The highlights from Wednesday’s SONAR reports are below. For more information on SONAR — the fastest freight-forecasting platform in the industry — or to request a demo, click here. Also, be sure to check out the latest SONAR update, TRAC — the freshest spot rate data in the industry.
Pittsburgh has historically been — and still remains — a backhaul market. In recent days, however, the outbound volume for the “Steel City” has increased at an accelerated rate, though not out of range of the market’s volatility.
Outbound as well as inbound tendered loads for Pittsburgh are climbing steadily, with the Outbound Tender Volume Index for the market rising 16.4% since Monday (31.3% increase week-over-week) and the Inbound Tender Volume Index increasing 14.5% in the same timeframe (23.6% increase w/w). Pittsburgh’s Headhaul Index is currently valued at minus 35.3, confirming the case that even given the growth in outbound volumes, the market remains in the backhaul category.
Rejection rates, on the other hand, have been trending downward in recent weeks. The Outbound Tender Rejection Index has fallen roughly 150 basis points in the last two weeks, placing overall rejections currently at 4.1%, well below the national average of 6.6%.
NTI as a point of reference
The National Truckload Index is a daily look at how spot rates in specific lanes hold up in comparison to the national average, giving carriers and brokers an idea of which lanes to gravitate toward or avoid.
Lane to watch: Dallas to Pittsburgh
Along with the sweltering temperatures, Dallas is heating up over the past week.

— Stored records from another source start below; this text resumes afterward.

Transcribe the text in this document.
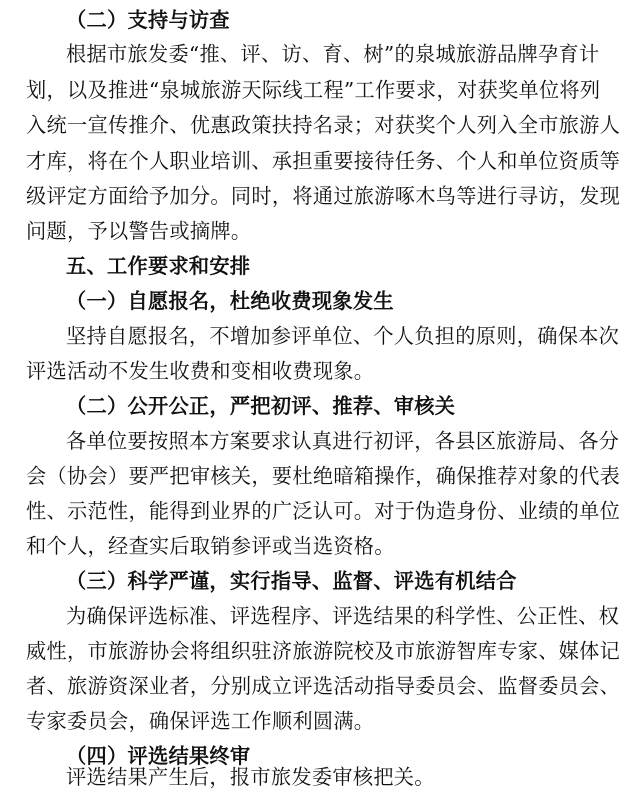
（二）支持与访查
根据市旅发委“推、评、访、育、树”的泉城旅游品牌孕育计
划，以及推进“泉城旅游天际线工程”工作要求，对获奖单位将列
入统一宣传推介、优惠政策扶持名录；对获奖个人列入全市旅游人
才库，将在个人职业培训、承担重要接待任务、个人和单位资质等
级评定方面给予加分。同时，将通过旅游啄木鸟等进行寻访，发现
问题，予以警告或摘牌。
五、工作要求和安排
（一）自愿报名，杜绝收费现象发生
坚持自愿报名，不增加参评单位、个人负担的原则，确保本次
评选活动不发生收费和变相收费现象。
（二）公开公正，严把初评、推荐、审核关
各单位要按照本方案要求认真进行初评，各县区旅游局、各分
会（协会）要严把审核关，要杜绝暗箱操作，确保推荐对象的代表
性、示范性，能得到业界的广泛认可。对于伪造身份、业绩的单位
和个人，经查实后取销参评或当选资格。
（三）科学严谨，实行指导、监督、评选有机结合
为确保评选标准、评选程序、评选结果的科学性、公正性、权
威性，市旅游协会将组织驻济旅游院校及市旅游智库专家、媒体记
者、旅游资深业者，分别成立评选活动指导委员会、监督委员会、
专家委员会，确保评选工作顺利圆满。
（四）评选结果终审
评选结果产生后，报市旅发委审核把关。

The Outbound Tender Volume Index for the Texas city has increased 8.4% w/w. Dallas’ outbound tender market share is now 3.3%, ranking as the third largest market in the nation now.
Rejections, however, have stumbled, dropping 150 basis points to 5.2% overall. The lane to Pittsburgh can bring carriers within a reasonable distance of the national average for spot rates with a current rate of $2.64 a mile — 15 cents under the national average.
At the end of the road, given the recent rise in outbound volume in Pittsburgh, carriers likely have a chance of booking outbound loads to keep them rolling.